One recruit had a dramatic start on her first day as a volunteer for a community based organisation. With no training at all she was asked to visit a house because a neighbour was worried about two little girls left in the care of their 14 year old brother. It turned out the boy had been systematically raping his 3 and 5 year old sisters; the parents were nowhere to be seen. It later emerged he had been raped from about the age of 5 by an uncle who had vanished. Now imagine being 22 years old, having no community experience, your first day of work as a volunteer and you walk into that. This is what these recruits face because social workers, who are supposed to be mentoring and working with them, are overloaded and can’t take on more cases.
We support 10 places. Eight thousand people applied for this course in August. Money is tight but we must continue to support this.

Friday, 2 March 2012

Goodbye gun gang. Hello University.

Next stop on this visit: Johannesburg and the Ekupholeni Mental Health Centre run by the saintly Antje. Over the years she has run therapy groups for hundreds of people – those abused and those who perpetrate violence.
One success story is a boy who fell into gun crime after being orphaned at the age of 10. He and his gang were robbing trains at gunpoint before he joined the Ghetto Boys, the programme using football to divert young men away from crime. He eventually returned to school and is now at Pretoria University studying civil engineering.  
One woman was shot in the chest by her husband. After extensive surgery she went home, salvaged her children and booted her husband out. Her husband wasn’t charged because she refused to testify. Her price is that he goes to the men’s domestic violence group and has finally disclosed that he was raped and beaten repeatedly as a small child. 
These two stories exemplify the lives of so many – complex, convoluted, dysfunctional and repetitive, all stemming from a childhood of abuse, neglect, violence and lack of care. 
We will continue to support Ekupholeni in their work helping victims and deflecting abusers. 
We also caught up with Anne Parker, who provides puppet shows to help pre-school children protect themselves from harm.
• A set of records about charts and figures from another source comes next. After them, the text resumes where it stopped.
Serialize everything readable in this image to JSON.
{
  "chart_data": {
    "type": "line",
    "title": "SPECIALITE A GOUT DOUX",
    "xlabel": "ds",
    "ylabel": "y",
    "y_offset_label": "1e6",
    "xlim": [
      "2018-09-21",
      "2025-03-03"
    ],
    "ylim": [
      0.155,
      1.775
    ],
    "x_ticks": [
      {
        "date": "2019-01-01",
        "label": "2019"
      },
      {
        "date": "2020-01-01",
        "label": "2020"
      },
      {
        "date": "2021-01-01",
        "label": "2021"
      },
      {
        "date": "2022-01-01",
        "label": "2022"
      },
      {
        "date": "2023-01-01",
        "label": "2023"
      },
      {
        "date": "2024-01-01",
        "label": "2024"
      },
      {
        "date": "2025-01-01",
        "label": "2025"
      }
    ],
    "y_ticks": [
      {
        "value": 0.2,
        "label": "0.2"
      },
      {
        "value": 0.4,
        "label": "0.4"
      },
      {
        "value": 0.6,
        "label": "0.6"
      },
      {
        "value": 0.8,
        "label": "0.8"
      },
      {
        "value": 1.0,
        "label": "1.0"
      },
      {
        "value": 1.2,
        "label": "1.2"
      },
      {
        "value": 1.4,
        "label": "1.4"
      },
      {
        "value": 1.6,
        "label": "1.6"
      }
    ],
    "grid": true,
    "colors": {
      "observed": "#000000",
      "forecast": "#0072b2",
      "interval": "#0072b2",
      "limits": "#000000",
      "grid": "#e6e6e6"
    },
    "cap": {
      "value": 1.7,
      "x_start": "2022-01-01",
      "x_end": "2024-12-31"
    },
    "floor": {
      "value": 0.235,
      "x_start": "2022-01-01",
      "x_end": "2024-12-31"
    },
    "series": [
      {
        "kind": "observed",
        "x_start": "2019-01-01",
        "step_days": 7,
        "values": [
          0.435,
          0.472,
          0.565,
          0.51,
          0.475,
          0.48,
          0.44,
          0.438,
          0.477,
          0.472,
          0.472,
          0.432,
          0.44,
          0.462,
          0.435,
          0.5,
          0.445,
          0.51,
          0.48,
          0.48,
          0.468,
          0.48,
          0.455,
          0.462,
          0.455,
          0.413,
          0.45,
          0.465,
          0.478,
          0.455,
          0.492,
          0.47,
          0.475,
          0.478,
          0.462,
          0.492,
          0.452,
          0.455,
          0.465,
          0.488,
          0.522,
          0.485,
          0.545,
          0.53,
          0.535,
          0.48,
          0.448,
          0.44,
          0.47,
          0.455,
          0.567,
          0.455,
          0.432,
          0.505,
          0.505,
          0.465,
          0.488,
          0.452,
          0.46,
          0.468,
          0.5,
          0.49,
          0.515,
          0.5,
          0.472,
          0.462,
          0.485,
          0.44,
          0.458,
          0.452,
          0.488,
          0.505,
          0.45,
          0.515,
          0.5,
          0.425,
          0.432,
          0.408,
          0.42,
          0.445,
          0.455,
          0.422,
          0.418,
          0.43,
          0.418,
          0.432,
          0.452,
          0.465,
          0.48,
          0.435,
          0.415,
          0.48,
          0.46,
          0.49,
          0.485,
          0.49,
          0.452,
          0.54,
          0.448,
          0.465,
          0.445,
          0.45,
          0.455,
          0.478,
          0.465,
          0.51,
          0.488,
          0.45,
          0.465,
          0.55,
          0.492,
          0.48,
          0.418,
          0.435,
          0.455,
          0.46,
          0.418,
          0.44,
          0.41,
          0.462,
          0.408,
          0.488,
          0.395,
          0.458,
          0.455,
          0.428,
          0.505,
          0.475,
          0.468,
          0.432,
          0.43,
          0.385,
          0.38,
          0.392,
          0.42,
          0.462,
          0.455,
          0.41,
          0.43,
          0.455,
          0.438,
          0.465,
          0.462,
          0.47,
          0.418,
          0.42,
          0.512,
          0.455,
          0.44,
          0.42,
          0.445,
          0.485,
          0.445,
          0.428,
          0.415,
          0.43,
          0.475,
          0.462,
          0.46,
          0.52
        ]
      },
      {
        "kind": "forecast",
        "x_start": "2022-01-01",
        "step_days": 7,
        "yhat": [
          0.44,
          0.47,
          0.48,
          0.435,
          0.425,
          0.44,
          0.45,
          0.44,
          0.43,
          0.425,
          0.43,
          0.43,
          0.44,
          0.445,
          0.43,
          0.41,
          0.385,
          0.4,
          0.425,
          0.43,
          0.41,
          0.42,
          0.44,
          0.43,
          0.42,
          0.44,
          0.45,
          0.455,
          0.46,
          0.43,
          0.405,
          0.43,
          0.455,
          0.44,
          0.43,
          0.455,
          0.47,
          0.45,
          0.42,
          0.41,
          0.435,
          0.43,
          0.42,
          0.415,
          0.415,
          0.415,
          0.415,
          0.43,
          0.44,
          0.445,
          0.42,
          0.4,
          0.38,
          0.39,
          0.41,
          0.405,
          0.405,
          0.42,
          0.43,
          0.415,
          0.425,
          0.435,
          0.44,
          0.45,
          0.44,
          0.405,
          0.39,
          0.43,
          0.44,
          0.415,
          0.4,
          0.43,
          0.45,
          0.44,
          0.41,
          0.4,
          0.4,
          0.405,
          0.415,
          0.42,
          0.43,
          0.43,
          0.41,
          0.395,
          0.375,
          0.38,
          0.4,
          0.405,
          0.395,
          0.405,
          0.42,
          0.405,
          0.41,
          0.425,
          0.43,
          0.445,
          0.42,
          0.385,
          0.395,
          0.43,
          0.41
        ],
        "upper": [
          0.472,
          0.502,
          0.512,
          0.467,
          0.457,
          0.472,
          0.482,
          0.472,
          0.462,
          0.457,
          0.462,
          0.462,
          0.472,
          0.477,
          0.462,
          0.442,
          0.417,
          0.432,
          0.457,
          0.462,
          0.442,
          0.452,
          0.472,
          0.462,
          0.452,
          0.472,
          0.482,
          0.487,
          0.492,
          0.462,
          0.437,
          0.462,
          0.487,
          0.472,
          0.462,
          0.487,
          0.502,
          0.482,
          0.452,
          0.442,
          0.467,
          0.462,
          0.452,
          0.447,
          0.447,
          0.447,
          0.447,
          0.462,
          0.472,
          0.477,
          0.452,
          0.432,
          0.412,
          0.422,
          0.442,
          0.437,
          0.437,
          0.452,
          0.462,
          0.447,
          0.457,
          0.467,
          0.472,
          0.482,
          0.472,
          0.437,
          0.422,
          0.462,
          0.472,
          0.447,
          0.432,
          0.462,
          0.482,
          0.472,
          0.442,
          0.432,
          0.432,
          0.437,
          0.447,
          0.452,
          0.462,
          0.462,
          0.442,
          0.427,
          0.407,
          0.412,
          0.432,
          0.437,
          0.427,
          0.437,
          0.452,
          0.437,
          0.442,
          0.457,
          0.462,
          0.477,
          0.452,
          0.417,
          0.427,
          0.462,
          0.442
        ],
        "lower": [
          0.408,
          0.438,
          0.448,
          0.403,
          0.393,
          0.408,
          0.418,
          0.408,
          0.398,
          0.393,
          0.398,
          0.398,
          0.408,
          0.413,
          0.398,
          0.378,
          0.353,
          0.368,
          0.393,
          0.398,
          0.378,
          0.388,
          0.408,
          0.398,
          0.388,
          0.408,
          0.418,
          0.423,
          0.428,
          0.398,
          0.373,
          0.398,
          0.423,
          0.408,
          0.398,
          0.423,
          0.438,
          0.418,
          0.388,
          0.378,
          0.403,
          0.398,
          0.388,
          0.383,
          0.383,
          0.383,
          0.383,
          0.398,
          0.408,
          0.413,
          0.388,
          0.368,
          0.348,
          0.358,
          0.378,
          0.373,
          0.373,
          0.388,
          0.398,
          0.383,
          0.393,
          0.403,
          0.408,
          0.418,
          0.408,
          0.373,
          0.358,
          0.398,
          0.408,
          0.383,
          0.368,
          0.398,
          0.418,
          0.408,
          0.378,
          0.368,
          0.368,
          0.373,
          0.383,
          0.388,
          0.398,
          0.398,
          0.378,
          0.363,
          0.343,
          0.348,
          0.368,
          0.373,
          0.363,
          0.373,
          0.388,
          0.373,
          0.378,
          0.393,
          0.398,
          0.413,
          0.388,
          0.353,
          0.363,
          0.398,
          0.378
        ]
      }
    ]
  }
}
Her assistant, Nichole, tells the most unnerving story of her own childhood – the unwanted child of a teenage mother, raped at 5 years old, neglected and later molested. She worked to put herself through university and trained and practiced as a teacher. Anne and Nichole want to help create a generation of children throughout South Africa who have not been abused - not a small ambition.    
They are currently in the process of writing and shooting a series of TV programmes for showing on public television and in schools. We have funded the equipment - sound system, puppets, puppet staging, MP3 player and carry bags - for Nichole to go out with the puppet show to wherever she is asked. Already she has been to schools and corporate employer crèches. This is an amazing initiative and deserves every success.